November 1, 2004
Powerhouse Tech Companies Merge
Top black banks and advertising agencies have achieved growth by acquiring one another, but buyouts between BE 100S industrial/service companies are less common. Two veteran Alexandria, Virginia-based high-tech firms, however, have joined forces to get a jump on the homeland defense contracting market.
Dimensions International (No. 49 on the BE INDUSTRIAL/ SERVICE 100 list with $75.4 million in sales) has acquired SENTEL Corp. (No. 73 on the BE INDUSTRIAL/ SERVICE 100 list with $43 million in sales), enabling each to bid on work they previously passed up.

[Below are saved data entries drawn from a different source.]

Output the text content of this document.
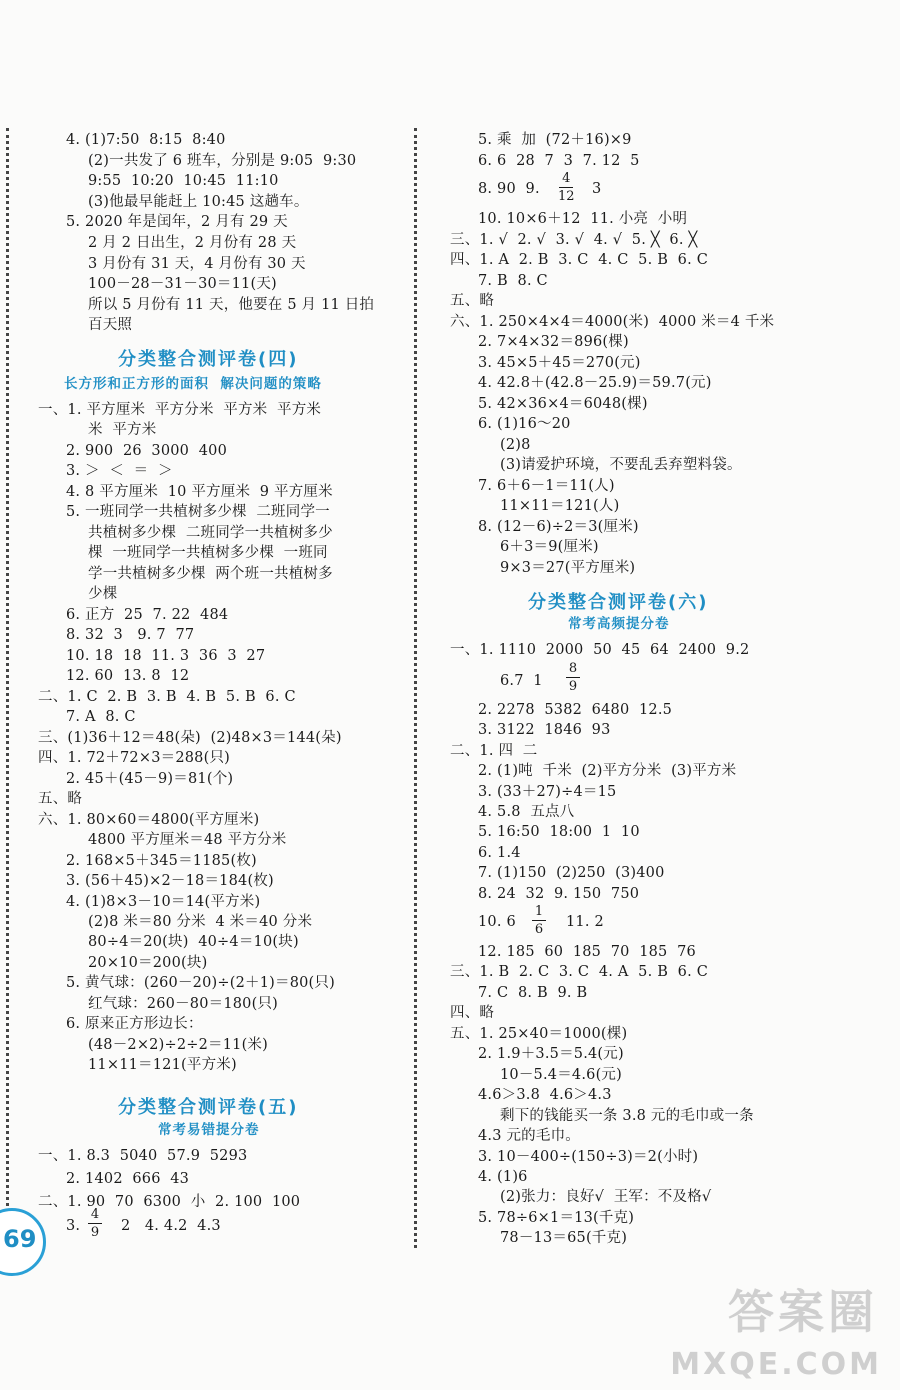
4. (1)7:50  8:15  8:40
(2)一共发了 6 班车，分别是 9:05  9:30
9:55  10:20  10:45  11:10
(3)他最早能赶上 10:45 这趟车。
5. 2020 年是闰年，2 月有 29 天
2 月 2 日出生，2 月份有 28 天
3 月份有 31 天，4 月份有 30 天
100－28－31－30＝11(天)
所以 5 月份有 11 天，他要在 5 月 11 日拍
百天照
分类整合测评卷(四)
长方形和正方形的面积  解决问题的策略
一、1. 平方厘米  平方分米  平方米  平方米
米  平方米
2. 900  26  3000  400
3. ＞  ＜  ＝  ＞
4. 8 平方厘米  10 平方厘米  9 平方厘米
5. 一班同学一共植树多少棵  二班同学一
共植树多少棵  二班同学一共植树多少
棵  一班同学一共植树多少棵  一班同
学一共植树多少棵  两个班一共植树多
少棵
6. 正方  25  7. 22  484
8. 32  3   9. 7  77
10. 18  18  11. 3  36  3  27
12. 60  13. 8  12
二、1. C  2. B  3. B  4. B  5. B  6. C
7. A  8. C
三、(1)36＋12＝48(朵)  (2)48×3＝144(朵)
四、1. 72＋72×3＝288(只)
2. 45＋(45－9)＝81(个)
五、略
六、1. 80×60＝4800(平方厘米)
4800 平方厘米＝48 平方分米
2. 168×5＋345＝1185(枚)
3. (56＋45)×2－18＝184(枚)
4. (1)8×3－10＝14(平方米)
(2)8 米＝80 分米  4 米＝40 分米
80÷4＝20(块)  40÷4＝10(块)
20×10＝200(块)
5. 黄气球：(260－20)÷(2＋1)＝80(只)
红气球：260－80＝180(只)
6. 原来正方形边长：
(48－2×2)÷2÷2＝11(米)
11×11＝121(平方米)
分类整合测评卷(五)
常考易错提分卷
一、1. 8.3  5040  57.9  5293
2. 1402  666  43
二、1. 90  70  6300  小  2. 100  100
3.
4
9 2   4. 4.2  4.3
5. 乘  加  (72＋16)×9
6. 6  28  7  3  7. 12  5
8. 90  9.
4
12 3
10. 10×6＋12  11. 小亮  小明
三、1. √  2. √  3. √  4. √  5. ╳  6. ╳
四、1. A  2. B  3. C  4. C  5. B  6. C
7. B  8. C
五、略
六、1. 250×4×4＝4000(米)  4000 米＝4 千米
2. 7×4×32＝896(棵)
3. 45×5＋45＝270(元)
4. 42.8＋(42.8－25.9)＝59.7(元)
5. 42×36×4＝6048(棵)
6. (1)16～20
(2)8
(3)请爱护环境，不要乱丢弃塑料袋。
7. 6＋6－1＝11(人)
11×11＝121(人)
8. (12－6)÷2＝3(厘米)
6＋3＝9(厘米)
9×3＝27(平方厘米)
分类整合测评卷(六)
常考高频提分卷
一、1. 1110  2000  50  45  64  2400  9.2
6.7  1
8
9
2. 2278  5382  6480  12.5
3. 3122  1846  93
二、1. 四  二
2. (1)吨  千米  (2)平方分米  (3)平方米
3. (33＋27)÷4＝15
4. 5.8  五点八
5. 16:50  18:00  1  10
6. 1.4
7. (1)150  (2)250  (3)400
8. 24  32  9. 150  750
10. 6
1
6 11. 2
12. 185  60  185  70  185  76
三、1. B  2. C  3. C  4. A  5. B  6. C
7. C  8. B  9. B
四、略
五、1. 25×40＝1000(棵)
2. 1.9＋3.5＝5.4(元)
10－5.4＝4.6(元)
4.6＞3.8  4.6＞4.3
剩下的钱能买一条 3.8 元的毛巾或一条
4.3 元的毛巾。
3. 10－400÷(150÷3)＝2(小时)
4. (1)6
(2)张力：良好√  王军：不及格√
5. 78÷6×1＝13(千克)
78－13＝65(千克)
69
答案圈
MXQE.COM
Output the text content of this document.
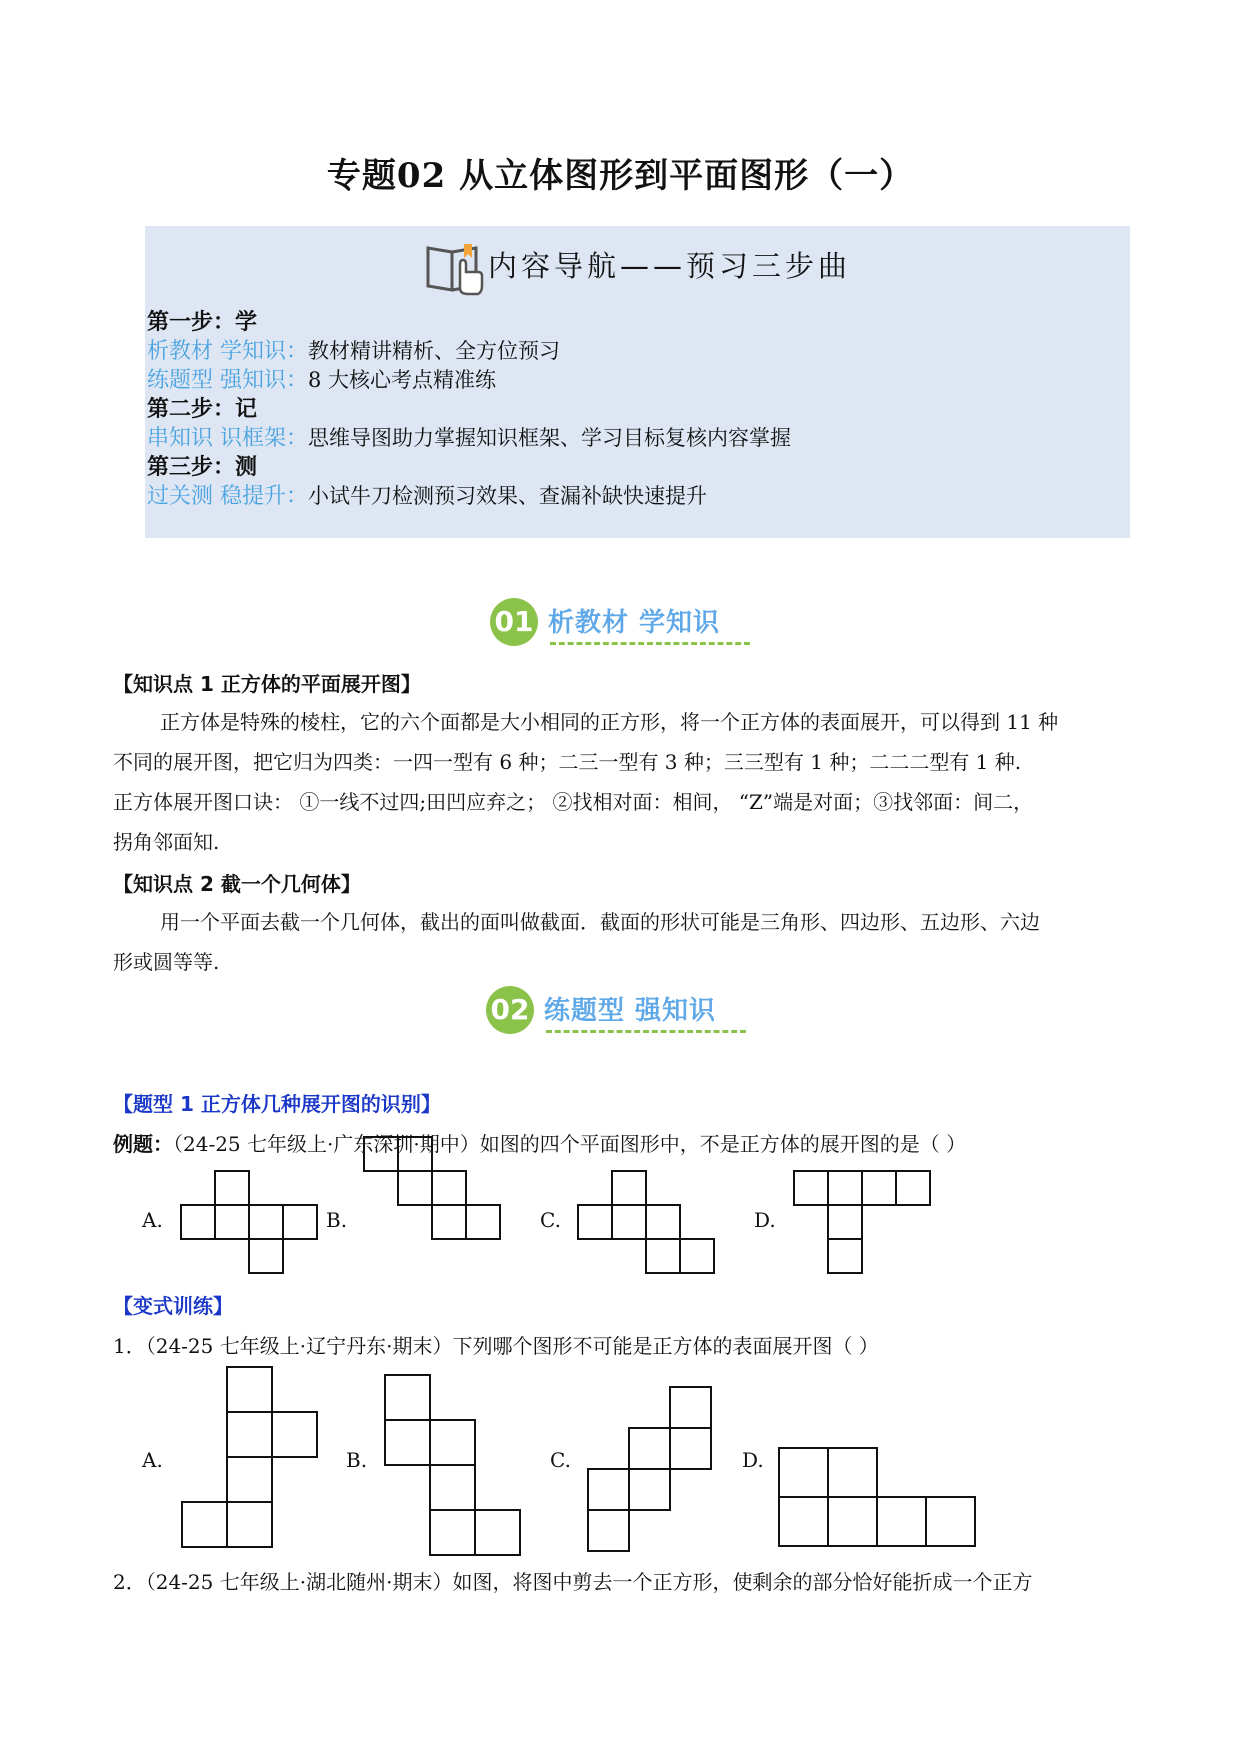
专题02 从立体图形到平面图形（一）
内容导航——预习三步曲
第一步：学
析教材 学知识：教材精讲精析、全方位预习
练题型 强知识：8 大核心考点精准练
第二步：记
串知识 识框架：思维导图助力掌握知识框架、学习目标复核内容掌握
第三步：测
过关测 稳提升：小试牛刀检测预习效果、查漏补缺快速提升
01 析教材 学知识
【知识点 1 正方体的平面展开图】
正方体是特殊的棱柱，它的六个面都是大小相同的正方形，将一个正方体的表面展开，可以得到 11 种
不同的展开图，把它归为四类：一四一型有 6 种；二三一型有 3 种；三三型有 1 种；二二二型有 1 种.
正方体展开图口诀： ①一线不过四;田凹应弃之； ②找相对面：相间， “Z”端是对面；③找邻面：间二，
拐角邻面知.
【知识点 2 截一个几何体】
用一个平面去截一个几何体，截出的面叫做截面．截面的形状可能是三角形、四边形、五边形、六边
形或圆等等.
02 练题型 强知识
【题型 1 正方体几种展开图的识别】
例题：（24-25 七年级上·广东深圳·期中）如图的四个平面图形中，不是正方体的展开图的是（ ）
A.	B.	C.	D.
【变式训练】
1．（24-25 七年级上·辽宁丹东·期末）下列哪个图形不可能是正方体的表面展开图（ ）
A.	B.	C.	D.
2．（24-25 七年级上·湖北随州·期末）如图，将图中剪去一个正方形，使剩余的部分恰好能折成一个正方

Terms of the deal were not disclosed.
SENTEL is an engineering and software company that builds networked systems that collect biological, chemical, and nuclear contamination data from remote sensors — an antiterrorism capability in very high demand. Its technology guards military bases, government buildings, stadiums, subways, bridges, and tunnels. SENTEL is already very strong in the Air Force, Navy, and other defense agencies, whereas DI’s clients include the U.S. military, federal agencies, and commercial and industrial companies. As an information technology logistics company, DI is best known for its Flight Explorer subsidiary, which tracked commercial aircraft and was the predominant service used by news agencies during the Sept. 11 attacks.
DI was started in 1985 by Dr. Robert L. Wright. Since March 2003, it has been led by the founder’s son, Russell T. Wright, 37. Wright will remain as CEO of the merged company. SENTEL was co-founded in 1987 by James F. Garrett, who will now be president of the SENTEL division. DI’s sales grew 13.7% from 2002 to 2003, and it climbed five spots in its BE 100S ranking. SENTEL’s sales increased 14.7%, jumping nine places higher on the list.
“We’d be looking forward to doing some additional acquisitions,” Wright said. He wouldn’t divulge financial details of a similar deal, but did indicate, “DI’s got a goal of $300 million at some point in this decade.” Wright thinks that’s the “sweet spot” for a Beltway technology contractor, not so much for reaching higher into the 7% to 15% profit margin, but because having a larger presence among government clients wins jobs and boosts market share.
At the start of negotiations, Wright and Garrett required that there be zero layoffs among DI’s 600 and SENTEL’s 300-plus employees. SENTEL’s 14 field activities and DI’s 70 worldwide locations also remain intact.